No sabía de dónde lo había escuchado. No sabía exactamente qué entendía con eso. Solo sabía que no quería que un determinado tipo de cuerpo se convirtiera en un requisito para ser «guapa» en su cabeza.

Yo soy delgada por constitución, y siempre lo he sido. Es probable que ella herede una complexión similar. Pero precisamente por eso me parece especialmente importante que lo que ve y lo que escucha no reduzca el concepto de belleza a una sola dirección.

Quiero que quiera su cuerpo. Como yo intento querer el mío. Pero no porque sea delgado, no porque cumpla algún estándar no escrito. Sino porque es suyo.

Creo sinceramente que todos los cuerpos son bellos. Y que la belleza no es una clasificación. No hay cuerpos «mejores» ni «peores», sino cuerpos distintos que cargan con vidas distintas.

Por eso no dejé pasar esa frase con un simple «gracias».

En lugar de eso, empezamos a hablar

¿Qué significa tener un cuerpo bonito? ¿Qué es un cuerpo sano? ¿Qué es un cuerpo fuerte? ¿Por qué queremos nuestro cuerpo? Estas preguntas no estaban preparadas de antemano, pero a medida que las fuimos diciendo en voz alta, quedó claro lo mucho que hay detrás de cada una.

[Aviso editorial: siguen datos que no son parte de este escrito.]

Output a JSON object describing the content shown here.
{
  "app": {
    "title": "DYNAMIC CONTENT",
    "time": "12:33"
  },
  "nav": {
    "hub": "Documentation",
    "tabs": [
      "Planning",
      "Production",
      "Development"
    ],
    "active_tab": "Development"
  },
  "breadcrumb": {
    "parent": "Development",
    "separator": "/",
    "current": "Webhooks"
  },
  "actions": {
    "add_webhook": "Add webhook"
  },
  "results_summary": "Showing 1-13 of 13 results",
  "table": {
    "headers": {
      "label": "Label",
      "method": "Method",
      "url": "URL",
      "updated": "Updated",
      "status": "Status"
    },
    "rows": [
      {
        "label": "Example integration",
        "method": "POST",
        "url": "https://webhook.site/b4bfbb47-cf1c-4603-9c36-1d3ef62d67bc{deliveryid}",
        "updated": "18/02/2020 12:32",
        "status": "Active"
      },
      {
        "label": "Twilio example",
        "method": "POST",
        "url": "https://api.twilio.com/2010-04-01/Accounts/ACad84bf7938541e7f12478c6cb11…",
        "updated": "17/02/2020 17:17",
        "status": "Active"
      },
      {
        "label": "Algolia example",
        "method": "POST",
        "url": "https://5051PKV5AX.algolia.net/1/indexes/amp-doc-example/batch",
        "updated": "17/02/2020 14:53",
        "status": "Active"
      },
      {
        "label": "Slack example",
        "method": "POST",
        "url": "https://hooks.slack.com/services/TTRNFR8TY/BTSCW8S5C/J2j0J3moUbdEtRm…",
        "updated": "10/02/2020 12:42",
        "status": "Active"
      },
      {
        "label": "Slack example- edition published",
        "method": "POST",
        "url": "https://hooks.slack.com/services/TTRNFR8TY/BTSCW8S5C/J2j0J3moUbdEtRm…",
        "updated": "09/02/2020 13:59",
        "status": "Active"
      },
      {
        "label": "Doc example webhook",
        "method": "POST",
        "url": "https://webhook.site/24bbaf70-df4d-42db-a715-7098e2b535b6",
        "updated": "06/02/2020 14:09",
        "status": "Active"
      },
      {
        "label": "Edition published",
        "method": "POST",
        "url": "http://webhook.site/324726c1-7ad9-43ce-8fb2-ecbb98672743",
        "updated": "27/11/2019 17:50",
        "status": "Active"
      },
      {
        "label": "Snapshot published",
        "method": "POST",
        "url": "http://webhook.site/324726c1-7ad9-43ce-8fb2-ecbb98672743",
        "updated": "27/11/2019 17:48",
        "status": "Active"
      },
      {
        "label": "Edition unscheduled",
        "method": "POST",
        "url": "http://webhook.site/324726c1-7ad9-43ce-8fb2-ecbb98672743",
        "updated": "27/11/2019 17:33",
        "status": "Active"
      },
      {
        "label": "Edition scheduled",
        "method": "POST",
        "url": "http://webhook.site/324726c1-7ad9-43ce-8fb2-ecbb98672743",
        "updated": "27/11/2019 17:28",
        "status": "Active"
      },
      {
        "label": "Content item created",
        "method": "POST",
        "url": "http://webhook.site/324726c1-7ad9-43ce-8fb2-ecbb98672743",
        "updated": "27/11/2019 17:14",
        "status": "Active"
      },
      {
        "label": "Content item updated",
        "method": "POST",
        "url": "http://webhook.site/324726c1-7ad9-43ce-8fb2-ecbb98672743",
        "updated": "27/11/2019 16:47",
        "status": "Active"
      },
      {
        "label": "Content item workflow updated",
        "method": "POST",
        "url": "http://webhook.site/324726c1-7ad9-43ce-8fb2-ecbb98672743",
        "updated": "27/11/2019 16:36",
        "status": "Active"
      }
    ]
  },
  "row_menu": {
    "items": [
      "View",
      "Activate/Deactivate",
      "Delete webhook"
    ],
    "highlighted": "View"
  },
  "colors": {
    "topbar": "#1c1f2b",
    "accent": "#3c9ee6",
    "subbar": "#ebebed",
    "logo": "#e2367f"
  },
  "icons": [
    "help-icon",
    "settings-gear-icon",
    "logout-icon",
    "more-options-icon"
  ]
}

Y también quedó claro que la palabra «delgada» no es neutra. Viene de algún sitio. Significa algo. En la cabeza de mi hija de siete años ya hay conexiones que el mundo le ha ido plantando sin que yo me diera cuenta: que el cuerpo sano es delgado, que quien hace deporte es delgado, que entre belleza y talla se puede trazar una línea recta.

Eso me asustó y me generó curiosidad a partes iguales. Porque sé que esas ideas no las aprendió en casa. Más bien se fueron filtrando: a través de imágenes, de cuentos, de conversaciones escuchadas a medias, de anuncios, del ruido de fondo que hoy en día rodea inevitablemente a cualquier niña.

Pero al mismo tiempo me alegré de que esa frase saliera a la luz. Porque así tuve algo a lo que responder. Tuvimos algo de lo que hablar. No se quedó sin decir, no flotó en el aire como una verdad asumida.

Sé que nos esperan muchas más conversaciones como esta. Habrá más comentarios extraños, más preguntas, quizás también momentos de inseguridad. Y habrá muchas ocasiones para repetirle una y otra vez: el cuerpo no se puede valorar con una sola medida, y ser querida no depende de ninguna talla.

Si quiero protegerla de la presión que más adelante le impondrán las redes sociales, la publicidad y las expectativas sociales cuando sea una mujer joven, estas conversaciones no se pueden evitar. Y yo tampoco quiero evitarlas.